Réformes

Le président de la République veut décliner le modèle du grand débat national pour pouvoir continuer à réformer.

Le Figaro Premium - 11 septembre 2019 - Par François-Xavier Bourmaud

Des Français assis en rond. Au milieu d’eux, Emmanuel Macron. Cela ressemble au grand débat, c’est l’acte II du quinquennat. Le président de la République en a donné le coup d’envoi visuel mardi à Bonneuil-sur-Marne (Val-de-Marne) lors d’une rencontre sur le thème de l’insertion professionnelle. Une séquence «au contact direct des Français» inspirée de la longue opération de dialogue qu’il avait organisée partout en France au début de l’année pour tenter de sortir de la crise des «gilets jaunes».

«La trace qu’Emmanuel Macron laissera sera sans doute celle d’un président qui a transformé le pays comme il s’y était engagé»

Un des proches du président Emmanuel Macron

De l’aveu d’un de ses proches, le grand débat national a fonctionné pour Emmanuel Macron comme «un voyage initiatique dans les entrailles du pays». À tel point que le chef de l’État veut désormais décliner la formule jusqu’à la fin de son quinquennat pour accompagner ses réformes. À commencer par celle des retraites sur laquelle Jean-Paul Delevoye vient de passer dix-huit mois à discuter avec les partenaires sociaux. Sauf que sur le sujet… «Je tiens à un grand débat», a demandé Emmanuel Macron.
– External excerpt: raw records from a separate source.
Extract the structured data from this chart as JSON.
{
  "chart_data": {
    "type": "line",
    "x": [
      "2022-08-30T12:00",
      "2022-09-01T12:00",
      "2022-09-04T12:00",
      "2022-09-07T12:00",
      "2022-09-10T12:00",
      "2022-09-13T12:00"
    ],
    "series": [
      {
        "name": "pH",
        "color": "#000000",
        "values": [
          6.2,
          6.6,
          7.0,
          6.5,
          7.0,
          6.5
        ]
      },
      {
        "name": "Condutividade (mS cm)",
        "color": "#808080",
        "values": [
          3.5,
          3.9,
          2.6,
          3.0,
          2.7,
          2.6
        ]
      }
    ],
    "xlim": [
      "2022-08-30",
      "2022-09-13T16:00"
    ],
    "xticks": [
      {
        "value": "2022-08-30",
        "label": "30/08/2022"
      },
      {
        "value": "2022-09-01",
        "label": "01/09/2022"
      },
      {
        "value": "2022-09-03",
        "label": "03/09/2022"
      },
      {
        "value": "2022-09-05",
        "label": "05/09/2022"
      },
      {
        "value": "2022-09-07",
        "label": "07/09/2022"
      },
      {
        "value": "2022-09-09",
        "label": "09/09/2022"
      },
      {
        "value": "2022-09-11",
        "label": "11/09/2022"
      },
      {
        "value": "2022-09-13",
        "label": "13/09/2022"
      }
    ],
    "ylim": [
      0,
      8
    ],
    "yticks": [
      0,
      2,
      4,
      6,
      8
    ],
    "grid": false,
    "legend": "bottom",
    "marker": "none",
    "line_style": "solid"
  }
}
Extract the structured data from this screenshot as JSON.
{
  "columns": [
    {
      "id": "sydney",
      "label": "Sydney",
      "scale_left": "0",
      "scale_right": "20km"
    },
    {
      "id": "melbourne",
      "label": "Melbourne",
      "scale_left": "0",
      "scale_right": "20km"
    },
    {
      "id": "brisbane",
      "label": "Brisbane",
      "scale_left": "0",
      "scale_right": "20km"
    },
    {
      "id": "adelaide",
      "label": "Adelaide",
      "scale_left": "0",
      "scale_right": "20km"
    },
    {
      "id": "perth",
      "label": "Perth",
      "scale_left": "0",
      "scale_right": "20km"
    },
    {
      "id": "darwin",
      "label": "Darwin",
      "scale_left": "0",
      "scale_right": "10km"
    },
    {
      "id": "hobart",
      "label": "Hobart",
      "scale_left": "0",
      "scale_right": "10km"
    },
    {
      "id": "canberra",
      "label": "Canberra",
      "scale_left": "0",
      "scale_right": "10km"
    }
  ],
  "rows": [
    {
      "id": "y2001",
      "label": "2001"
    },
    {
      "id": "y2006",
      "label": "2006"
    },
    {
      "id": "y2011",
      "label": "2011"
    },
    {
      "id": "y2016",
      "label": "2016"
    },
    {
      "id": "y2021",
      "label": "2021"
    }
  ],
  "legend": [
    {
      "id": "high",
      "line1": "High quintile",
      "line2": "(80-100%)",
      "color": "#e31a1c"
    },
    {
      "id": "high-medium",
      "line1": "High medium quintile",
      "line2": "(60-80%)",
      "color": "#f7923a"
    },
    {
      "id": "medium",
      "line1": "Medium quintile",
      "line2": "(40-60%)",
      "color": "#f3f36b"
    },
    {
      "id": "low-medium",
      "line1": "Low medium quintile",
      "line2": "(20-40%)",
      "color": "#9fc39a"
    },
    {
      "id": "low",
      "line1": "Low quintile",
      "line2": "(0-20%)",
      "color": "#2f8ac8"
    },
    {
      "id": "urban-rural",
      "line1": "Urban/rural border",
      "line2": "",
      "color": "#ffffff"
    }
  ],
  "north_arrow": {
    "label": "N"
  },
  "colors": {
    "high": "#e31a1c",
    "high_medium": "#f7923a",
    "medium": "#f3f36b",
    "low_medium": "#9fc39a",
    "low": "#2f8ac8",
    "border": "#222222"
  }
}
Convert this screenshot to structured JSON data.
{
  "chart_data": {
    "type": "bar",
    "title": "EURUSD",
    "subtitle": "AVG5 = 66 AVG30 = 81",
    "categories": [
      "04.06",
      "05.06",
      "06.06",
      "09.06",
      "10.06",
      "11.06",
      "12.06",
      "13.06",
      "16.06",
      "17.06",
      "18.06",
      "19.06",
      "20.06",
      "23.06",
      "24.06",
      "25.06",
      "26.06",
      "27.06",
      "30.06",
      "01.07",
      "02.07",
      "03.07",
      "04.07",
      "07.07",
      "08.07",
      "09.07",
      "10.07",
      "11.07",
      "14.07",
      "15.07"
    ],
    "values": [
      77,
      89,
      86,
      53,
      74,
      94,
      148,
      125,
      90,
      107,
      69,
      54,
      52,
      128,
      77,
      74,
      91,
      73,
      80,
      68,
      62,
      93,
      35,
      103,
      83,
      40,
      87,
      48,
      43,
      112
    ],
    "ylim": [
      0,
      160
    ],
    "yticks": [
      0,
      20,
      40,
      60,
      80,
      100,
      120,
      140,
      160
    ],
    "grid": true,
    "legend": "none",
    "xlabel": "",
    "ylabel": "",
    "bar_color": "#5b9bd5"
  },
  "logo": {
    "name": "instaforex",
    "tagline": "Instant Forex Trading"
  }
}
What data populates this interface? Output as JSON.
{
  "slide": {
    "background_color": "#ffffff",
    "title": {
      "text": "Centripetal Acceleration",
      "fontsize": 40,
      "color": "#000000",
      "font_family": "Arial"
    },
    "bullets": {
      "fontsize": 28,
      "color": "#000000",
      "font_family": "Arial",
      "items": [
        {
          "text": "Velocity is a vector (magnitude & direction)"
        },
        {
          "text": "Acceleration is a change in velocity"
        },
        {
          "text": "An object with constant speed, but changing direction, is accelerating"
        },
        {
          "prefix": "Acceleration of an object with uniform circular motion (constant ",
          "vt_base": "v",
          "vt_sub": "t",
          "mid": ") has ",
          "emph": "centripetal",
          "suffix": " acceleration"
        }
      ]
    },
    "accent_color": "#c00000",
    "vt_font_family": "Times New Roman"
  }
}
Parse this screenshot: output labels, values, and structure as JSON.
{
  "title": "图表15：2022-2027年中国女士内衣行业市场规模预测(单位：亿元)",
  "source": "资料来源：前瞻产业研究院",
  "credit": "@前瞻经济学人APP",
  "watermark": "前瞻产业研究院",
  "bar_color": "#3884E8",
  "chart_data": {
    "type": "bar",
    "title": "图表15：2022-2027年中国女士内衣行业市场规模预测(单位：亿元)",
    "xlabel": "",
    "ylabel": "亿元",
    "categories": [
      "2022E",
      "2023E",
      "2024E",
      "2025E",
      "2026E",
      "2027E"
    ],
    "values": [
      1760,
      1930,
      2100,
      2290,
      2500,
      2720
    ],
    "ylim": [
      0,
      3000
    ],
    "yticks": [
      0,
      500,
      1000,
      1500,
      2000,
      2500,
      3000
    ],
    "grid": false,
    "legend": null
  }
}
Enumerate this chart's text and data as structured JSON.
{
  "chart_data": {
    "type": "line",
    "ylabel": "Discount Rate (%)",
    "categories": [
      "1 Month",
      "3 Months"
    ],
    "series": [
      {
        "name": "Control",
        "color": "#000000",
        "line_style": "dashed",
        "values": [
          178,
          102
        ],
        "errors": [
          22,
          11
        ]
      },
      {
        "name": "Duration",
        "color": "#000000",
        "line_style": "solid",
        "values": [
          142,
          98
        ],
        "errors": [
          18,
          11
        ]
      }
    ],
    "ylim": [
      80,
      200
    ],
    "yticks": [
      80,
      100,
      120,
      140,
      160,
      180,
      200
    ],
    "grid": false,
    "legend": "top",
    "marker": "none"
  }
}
Édouard Philippe en détaillera aujourd’hui les modalités devant le Conseil économique, social et environnemental avant de faire le 20 heures de TF1.

De quoi alimenter l’idée que le chef de l’État recule face à l’obstacle, ne serait-ce que pour laisser passer les élections municipales sans braquer le pays avec «la mère des réformes». En clair, le président de la République serait en voie de «chiraquisation», voire de «hollandisation». Un procès alimenté dès la rentrée par l’opposition. «Un des dangers désormais qui menace le macronisme, c’est l’immobilisme», dénonçait début septembre le député Guillaume Larrivé, candidat à la présidence de LR. «La trace qu’Emmanuel Macron laissera sera sans doute celle d’un président qui a transformé le pays comme il s’y était engagé. La chiraquisation de Macron, je n’y crois pas. Il n’y a rien de radical-socialiste chez lui», assure l’un de ses proches.

Conventions citoyennes

Après avoir mené ses réformes au pas de charge au début de son quinquennat et affronté la crise des «gilets jaunes», le chef de l’État change de méthode mais pas de cap. C’est le cas avec la réforme de la Constitution. Face à l’opposition du Sénat, il tente de contourner l’obstacle. Il s’agissait au départ de restaurer le lien distendu entre les Français et leurs dirigeants. Alors puisque cela bloque au Sénat, Emmanuel Macron tente de mettre directement en œuvre sur le terrain la démocratie participative, avec les Français. C’est le grand débat permanent, mais pas seulement.

Emmanuel Macron parie également sur les conventions citoyennes. Les premières seront consacrées à la défense de l’environnement. Elles démarreront en octobre. Parallèlement, il a revu sa copie et proposé une nouvelle version de réforme constitutionnelle qui, là aussi, tente de remettre les Français au premier plan. La ministre de la Justice Nicole Belloubet en a présenté les grandes lignes fin août en Conseil des ministres. Elle prévoit par exemple l’abaissement du seuil de signataires nécessaires pour déclencher un référendum d’initiative partagée. Aujourd’hui fixé à 4,7 millions de personnes et 20 % des parlementaires, il est prévu de l’abaisser à un million de citoyens et 10 % des parlementaires.

La stratégie d’Emmanuel Macron de retourner au contact des Français porte ses fruits

Quant au Conseil économique, social et environnemental (Cese), il sera rebaptisé «Conseil de la participation citoyenne». Le nombre de ses membres passera à un maximum de 150 représentants de la société civile contre 233 membres et 60 personnalités associées aujourd’hui. Cette nouvelle chambre sera toujours le réceptacle des pétitions citoyennes. Elle aura une mission de consultation du public et pourra réunir des conventions de citoyens tirés au sort.

Pour l’heure, la stratégie d’Emmanuel Macron de retourner au contact des Français porte ses fruits. Il a enrayé sa chute dans les enquêtes de popularité et connaît, pour la première fois depuis son élection, une rentrée sans encombres. Mais le chef de l’État n’a même pas encore atteint le mitan de son mandat. «Il faudra juger sur pièces à la fin», glisse l’un de ses proches.